Wednesday, January 15th 2020, 3:31 pm - The ancient pines are often referred to as 'dinosaur trees.'
A group of Australian trees that pre-date the dinosaurs has survived the wildfires, thanks to unprecedented efforts by firefighters and the government.
The Wollemi pines -- which are often referred to as 'dinosaur trees' -- were believed to be extinct until 1994 when a group of 200 were found nestled in an undisclosed location in Wollemi National Park, northwest of Sydney.
Most of the park was damaged by the fire, but as the flames approached firefighters were dropped into the location by helicopter, where they deployed sprinklers. Water was also dropped from above by airplane.
Their efforts paid off: According to Reuters, the plants survived with only a bit of charring.

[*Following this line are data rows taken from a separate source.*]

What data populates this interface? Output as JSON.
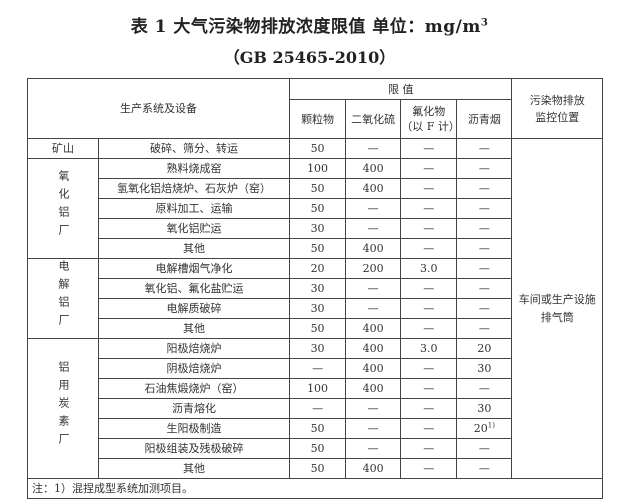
{
  "title": {
    "text": "表 1 大气污染物排放浓度限值  单位：mg/m",
    "sup": "3"
  },
  "subtitle": "（GB 25465-2010）",
  "header": {
    "system": "生产系统及设备",
    "limit": "限  值",
    "particulate": "颗粒物",
    "so2": "二氧化硫",
    "fluoride_l1": "氟化物",
    "fluoride_l2": "（以 F 计）",
    "pitch": "沥青烟",
    "location_l1": "污染物排放",
    "location_l2": "监控位置"
  },
  "location_value_l1": "车间或生产设施",
  "location_value_l2": "排气筒",
  "groups": [
    {
      "name": "矿山",
      "rows": [
        [
          "破碎、筛分、转运",
          "50",
          "—",
          "—",
          "—"
        ]
      ]
    },
    {
      "name": "氧化铝厂",
      "rows": [
        [
          "熟料烧成窑",
          "100",
          "400",
          "—",
          "—"
        ],
        [
          "氢氧化铝焙烧炉、石灰炉（窑）",
          "50",
          "400",
          "—",
          "—"
        ],
        [
          "原料加工、运输",
          "50",
          "—",
          "—",
          "—"
        ],
        [
          "氧化铝贮运",
          "30",
          "—",
          "—",
          "—"
        ],
        [
          "其他",
          "50",
          "400",
          "—",
          "—"
        ]
      ]
    },
    {
      "name": "电解铝厂",
      "rows": [
        [
          "电解槽烟气净化",
          "20",
          "200",
          "3.0",
          "—"
        ],
        [
          "氧化铝、氟化盐贮运",
          "30",
          "—",
          "—",
          "—"
        ],
        [
          "电解质破碎",
          "30",
          "—",
          "—",
          "—"
        ],
        [
          "其他",
          "50",
          "400",
          "—",
          "—"
        ]
      ]
    },
    {
      "name": "铝用炭素厂",
      "rows": [
        [
          "阳极焙烧炉",
          "30",
          "400",
          "3.0",
          "20"
        ],
        [
          "阴极焙烧炉",
          "—",
          "400",
          "—",
          "30"
        ],
        [
          "石油焦煅烧炉（窑）",
          "100",
          "400",
          "—",
          "—"
        ],
        [
          "沥青熔化",
          "—",
          "—",
          "—",
          "30"
        ],
        [
          "生阳极制造",
          "50",
          "—",
          "—",
          "20"
        ],
        [
          "阳极组装及残极破碎",
          "50",
          "—",
          "—",
          "—"
        ],
        [
          "其他",
          "50",
          "400",
          "—",
          "—"
        ]
      ]
    }
  ],
  "footnote_marker": "1)",
  "note": "注：1）混捏成型系统加测项目。"
}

"Wollemi National Park is the only place in the world where these trees are found in the wild and, with less than 200 left, we knew we needed to do everything we could to save them," Environment Minister Matt Kean said via ABC Australia.
RAIN ON THE WAY
Rain is headed to New South Wales, with upwards of 80 mm expected in some places, according to ABC Australia. While the moisture will help with fire relief efforts, the rain elevates the risk for landslides and flash floods, because charred land is less water absorbent and the fires contributed to a loss of vegetation that helps absorb and stop rainfall and debris.